5.dez.2016 - Estudantes de Boston protestam contra Trump na assembleia estadual - Scott Eisen/Getty Images/AFP
5.dez.2016 - Estudantes de Boston protestam contra Trump na assembleia estadual Imagem: Scott Eisen/Getty Images/AFP

Nicholas Kristof

19/12/2016 05h00

Após a eleição de Donald Trump, algumas universidades se encheram de uivos primitivos. Professores cancelaram aulas para chorar, alunos apavorados se perguntavam: como isso pode estar acontecendo?

Eu compartilho as apreensões com o presidente eleito Trump, mas também temo que a reação serve como evidência de quão isoladas as universidades se tornaram. Quando os alunos habitam bolhas liberais, eles deixam de aprender muito sobre seu próprio país. Para ter uma educação plena, os estudantes deveriam conhecer não apenas Platão, mas também os republicanos. 

Nós liberais gostamos de apontar as hipocrisias de Trump, mas deveríamos também tratar de nossa própria hipocrisia no terreno que governamos, como a maioria das universidades: com frequência, nós abraçamos todo tipo de diversidade, exceto a ideológica. Repetidos estudos apontam que cerca de 10% dos professores de ciências sociais ou humanas são republicanos. 

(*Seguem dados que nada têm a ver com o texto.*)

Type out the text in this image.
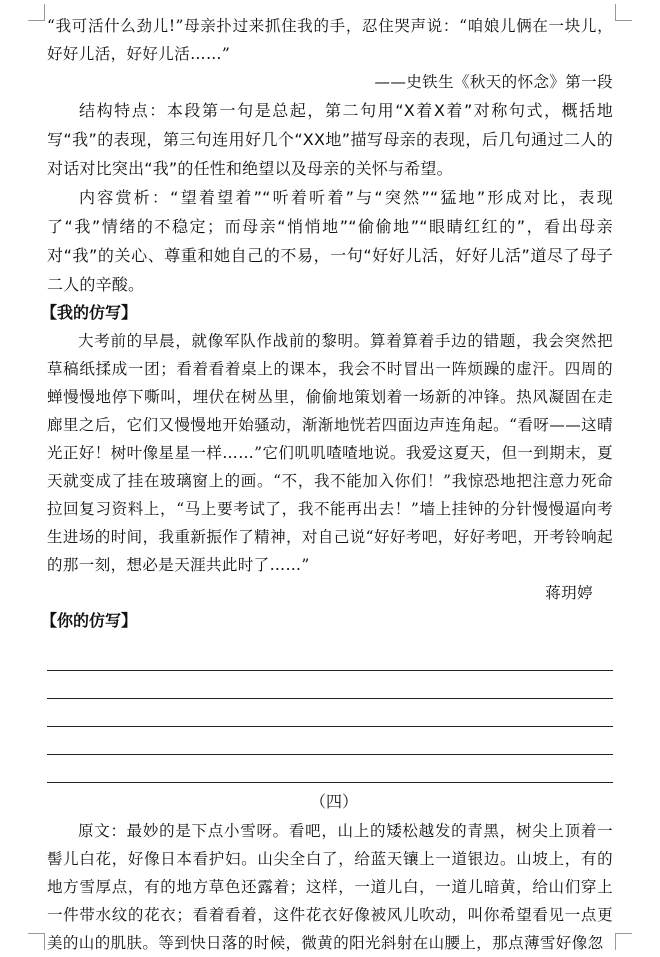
“我可活什么劲儿!”母亲扑过来抓住我的手，忍住哭声说：“咱娘儿俩在一块儿，好好儿活，好好儿活……”

——史铁生《秋天的怀念》第一段

结构特点：本段第一句是总起，第二句用“X着X着”对称句式，概括地写“我”的表现，第三句连用好几个“XX地”描写母亲的表现，后几句通过二人的对话对比突出“我”的任性和绝望以及母亲的关怀与希望。

内容赏析：“望着望着”“听着听着”与“突然”“猛地”形成对比，表现了“我”情绪的不稳定；而母亲“悄悄地”“偷偷地”“眼睛红红的”，看出母亲对“我”的关心、尊重和她自己的不易，一句“好好儿活，好好儿活”道尽了母子二人的辛酸。

【我的仿写】

大考前的早晨，就像军队作战前的黎明。算着算着手边的错题，我会突然把草稿纸揉成一团；看着看着桌上的课本，我会不时冒出一阵烦躁的虚汗。四周的蝉慢慢地停下嘶叫，埋伏在树丛里，偷偷地策划着一场新的冲锋。热风凝固在走廊里之后，它们又慢慢地开始骚动，渐渐地恍若四面边声连角起。“看呀——这晴光正好！树叶像星星一样……”它们叽叽喳喳地说。我爱这夏天，但一到期末，夏天就变成了挂在玻璃窗上的画。“不，我不能加入你们！”我惊恐地把注意力死命拉回复习资料上，“马上要考试了，我不能再出去！”墙上挂钟的分针慢慢逼向考生进场的时间，我重新振作了精神，对自己说“好好考吧，好好考吧，开考铃响起的那一刻，想必是天涯共此时了……”

蒋玥婷

【你的仿写】

（四）

原文：最妙的是下点小雪呀。看吧，山上的矮松越发的青黑，树尖上顶着一髻儿白花，好像日本看护妇。山尖全白了，给蓝天镶上一道银边。山坡上，有的地方雪厚点，有的地方草色还露着；这样，一道儿白，一道儿暗黄，给山们穿上一件带水纹的花衣；看着看着，这件花衣好像被风儿吹动，叫你希望看见一点更美的山的肌肤。等到快日落的时候，微黄的阳光斜射在山腰上，那点薄雪好像忽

Defendemos a tolerância, exceto com conservadores e cristãos evangélicos. Queremos ser inclusivos com pessoas com aparência diferente da nossa, desde que pensem como nós. 

Temo que o ultraje liberal com a presidência de Trump exacerbará o problema das câmaras de eco liberais, ao criar um ambiente mais hostil para os conservadores e evangélicos. A falta de diversidade ideológica nos campi já representa um desserviço aos alunos e ao próprio liberalismo, com este despencando em alguns campi em uma autoparódia. 

Na Faculdade Oberlin, logo após a eleição, os alunos iniciaram protestos após uma padaria local ter sido acusada de preconceito contra um estudante negro em um caso de furto. O centro acadêmico apoiou o boicote da padaria, com manifestantes carregando cartazes chamando o proprietário de racista. 

Mas as alegações de um padrão de comportamento racista foram minadas pelos registros policiais mostrando que o maior número de pessoas detidas por furto na padaria era branca. Esse pode ter sido um caso de histeria liberal. 

Algumas pessoas podem dizer que é OK ser intolerante com a intolerância, discriminar contra discriminadores que concordam com o histórico de Trump de racismo e misoginia. Por todos os meios, erga-se contra os intolerantes. Mas realmente queremos caricaturar metade dos americanos, alguns dos quais votaram duas vezes no presidente Barack Obama, como sendo racistas intolerantes? Talvez se conhecêssemos mais eleitores de Trump, estaríamos menos inclinados a estereotipá-los. 

Independente de qual seja nossa inclinação política, habitar em uma bolha nos torna mais estridentes. Cass Sunstein, um professor de Harvard, realizou um estudo fascinante de como o pensamento de grupo molda os juízes federais quando são escolhidos aleatoriamente para painéis de três juízes. 

Quando juízes liberais se veem temporariamente em um painel composto por outros liberais, eles geralmente pendem à esquerda. Da mesma forma, juízes conservadores geralmente pendem à direita quando agrupados com outros conservadores. 

É o equivalente judicial do comportamento de bando. E se isso acontece com juízes, imagine o que acontece conosco. 

Sunstein, um liberal e democrata que trabalhou no governo Obama, concluiu que as melhores decisões judiciais vem de painéis mistos, onde os juízes precisam confrontar contra-argumentos.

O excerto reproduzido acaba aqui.